OpenEye Scientific is now part of Cadence

2015-03 | 249th ACS National Meeting | Denver, CO

2015-03 | 249th ACS National Meeting | Denver, CO

Denver, CO

March 22-26, 2015

OpenEye will be presenting and attending the 249th ACS National Meeting in Denver. In addition, we will also be presenting the OpenEye Outstanding Junior Faculty Award at the ACS meeting. The award, granted semi-annually, is designed to recognize the work of and assist rising new faculty members in gaining visibility within the COMP community. Recipients will be presented with their awards at the COMP division poster session. Presentation Schedule

Mon, March 23

Tom Darden
How well can a force field match the Born-Oppenheimer surface? The water dimer as an example
Many body force fields such as Amoeba and the Gaussian Electrostatic Model (GEM) are compared to CCSD(T) quality calculations on full water dimer surfaces generated from classical MD trajectories as well as path integral MD simulations. The importance of penetration effects as well as conformational dependence of monomer properties are explored. The accuracy of dispersion corrected DFT, SAPT and MP2 calculations are also examined.

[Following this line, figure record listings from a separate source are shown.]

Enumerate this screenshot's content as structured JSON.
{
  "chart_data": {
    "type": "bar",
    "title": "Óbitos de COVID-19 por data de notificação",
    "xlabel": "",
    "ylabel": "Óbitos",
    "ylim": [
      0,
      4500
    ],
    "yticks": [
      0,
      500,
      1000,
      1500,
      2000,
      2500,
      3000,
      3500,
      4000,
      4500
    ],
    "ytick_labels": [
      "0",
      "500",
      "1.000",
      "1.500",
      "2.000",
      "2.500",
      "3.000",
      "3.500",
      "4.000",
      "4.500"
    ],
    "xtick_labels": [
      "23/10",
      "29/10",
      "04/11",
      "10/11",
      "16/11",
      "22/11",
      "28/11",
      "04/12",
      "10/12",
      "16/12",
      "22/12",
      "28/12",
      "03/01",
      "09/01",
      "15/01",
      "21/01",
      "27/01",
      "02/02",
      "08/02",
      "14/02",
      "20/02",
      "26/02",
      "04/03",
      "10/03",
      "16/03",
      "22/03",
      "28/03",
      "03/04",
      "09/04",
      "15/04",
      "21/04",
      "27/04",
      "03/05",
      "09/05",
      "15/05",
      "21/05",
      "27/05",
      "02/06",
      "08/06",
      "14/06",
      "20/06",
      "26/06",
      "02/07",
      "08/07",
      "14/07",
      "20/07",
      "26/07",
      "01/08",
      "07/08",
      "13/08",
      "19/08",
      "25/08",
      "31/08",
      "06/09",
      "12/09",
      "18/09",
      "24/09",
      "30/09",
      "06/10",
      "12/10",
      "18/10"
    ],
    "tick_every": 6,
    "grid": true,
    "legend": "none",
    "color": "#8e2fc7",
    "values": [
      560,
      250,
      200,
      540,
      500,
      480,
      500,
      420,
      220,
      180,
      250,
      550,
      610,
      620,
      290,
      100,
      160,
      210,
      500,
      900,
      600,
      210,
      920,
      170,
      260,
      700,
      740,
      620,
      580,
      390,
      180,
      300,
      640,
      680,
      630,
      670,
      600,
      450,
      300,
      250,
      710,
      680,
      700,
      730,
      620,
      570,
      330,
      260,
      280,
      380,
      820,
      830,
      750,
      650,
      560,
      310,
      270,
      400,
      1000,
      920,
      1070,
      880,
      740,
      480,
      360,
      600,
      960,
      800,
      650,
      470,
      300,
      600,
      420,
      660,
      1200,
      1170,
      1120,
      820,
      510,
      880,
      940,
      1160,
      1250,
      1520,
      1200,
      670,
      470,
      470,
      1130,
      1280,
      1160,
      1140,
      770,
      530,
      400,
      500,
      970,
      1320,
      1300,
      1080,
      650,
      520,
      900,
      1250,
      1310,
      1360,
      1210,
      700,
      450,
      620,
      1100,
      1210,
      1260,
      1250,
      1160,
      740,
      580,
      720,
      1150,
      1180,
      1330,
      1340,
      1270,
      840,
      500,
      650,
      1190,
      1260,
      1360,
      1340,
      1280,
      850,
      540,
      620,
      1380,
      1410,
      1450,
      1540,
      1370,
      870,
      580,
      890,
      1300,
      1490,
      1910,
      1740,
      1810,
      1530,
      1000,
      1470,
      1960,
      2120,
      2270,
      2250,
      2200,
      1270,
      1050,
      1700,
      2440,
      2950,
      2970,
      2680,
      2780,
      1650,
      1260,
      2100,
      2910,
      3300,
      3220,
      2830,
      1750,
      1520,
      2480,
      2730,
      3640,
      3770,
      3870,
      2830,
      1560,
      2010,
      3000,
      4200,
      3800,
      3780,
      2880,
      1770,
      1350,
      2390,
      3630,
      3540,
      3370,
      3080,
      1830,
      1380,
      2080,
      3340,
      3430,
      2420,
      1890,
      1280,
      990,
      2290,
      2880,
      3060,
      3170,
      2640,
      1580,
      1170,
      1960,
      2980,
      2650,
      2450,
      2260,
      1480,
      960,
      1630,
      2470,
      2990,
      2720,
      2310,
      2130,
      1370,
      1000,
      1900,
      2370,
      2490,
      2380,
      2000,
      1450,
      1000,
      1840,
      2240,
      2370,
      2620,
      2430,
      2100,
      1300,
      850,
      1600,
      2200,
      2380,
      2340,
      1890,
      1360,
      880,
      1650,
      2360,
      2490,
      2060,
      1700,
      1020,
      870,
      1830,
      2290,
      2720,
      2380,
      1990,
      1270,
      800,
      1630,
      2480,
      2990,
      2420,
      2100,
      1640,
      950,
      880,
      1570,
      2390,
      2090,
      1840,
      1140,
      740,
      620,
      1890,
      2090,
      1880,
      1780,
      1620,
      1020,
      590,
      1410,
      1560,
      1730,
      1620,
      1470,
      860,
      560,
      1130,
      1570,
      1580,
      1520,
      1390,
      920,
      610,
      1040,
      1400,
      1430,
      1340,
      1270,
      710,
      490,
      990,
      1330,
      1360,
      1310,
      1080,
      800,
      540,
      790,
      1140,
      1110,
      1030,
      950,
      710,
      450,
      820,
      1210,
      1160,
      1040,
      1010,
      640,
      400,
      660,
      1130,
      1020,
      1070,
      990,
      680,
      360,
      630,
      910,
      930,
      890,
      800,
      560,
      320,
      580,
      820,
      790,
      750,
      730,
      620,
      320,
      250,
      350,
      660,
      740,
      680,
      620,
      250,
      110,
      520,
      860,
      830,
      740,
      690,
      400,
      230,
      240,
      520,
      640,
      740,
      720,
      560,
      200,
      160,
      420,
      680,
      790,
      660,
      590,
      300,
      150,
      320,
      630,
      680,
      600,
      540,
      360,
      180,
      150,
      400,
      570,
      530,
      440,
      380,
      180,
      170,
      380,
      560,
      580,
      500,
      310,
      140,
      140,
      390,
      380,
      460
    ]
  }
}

Nonparametric statistical approaches to fit the errors are also discussed.

Wed, March 25

Paul Hawkins
Exhaustive pairwise overlays: the gold standard for molecular alignment?
There are many existing methods for molecular alignment, taking a variety of different approaches to the problem of aligning molecules to assess similarity and differences in their shared shapes and chemical features. A major problem in the evaluation and validation of these methods has been the lack of a gold standard alignment methodology to which the results from other approaches can be compared. Here we present an exhaustive molecular alignment method we term subROCS. The alignments from subROCS are compared to a set of alternative methods using rigorous statistical comparisons. The impact of superior alignments in scoring and ranking molecules versus a reference, where better alignments are expected to provide better performance in lead discovery, is also explored.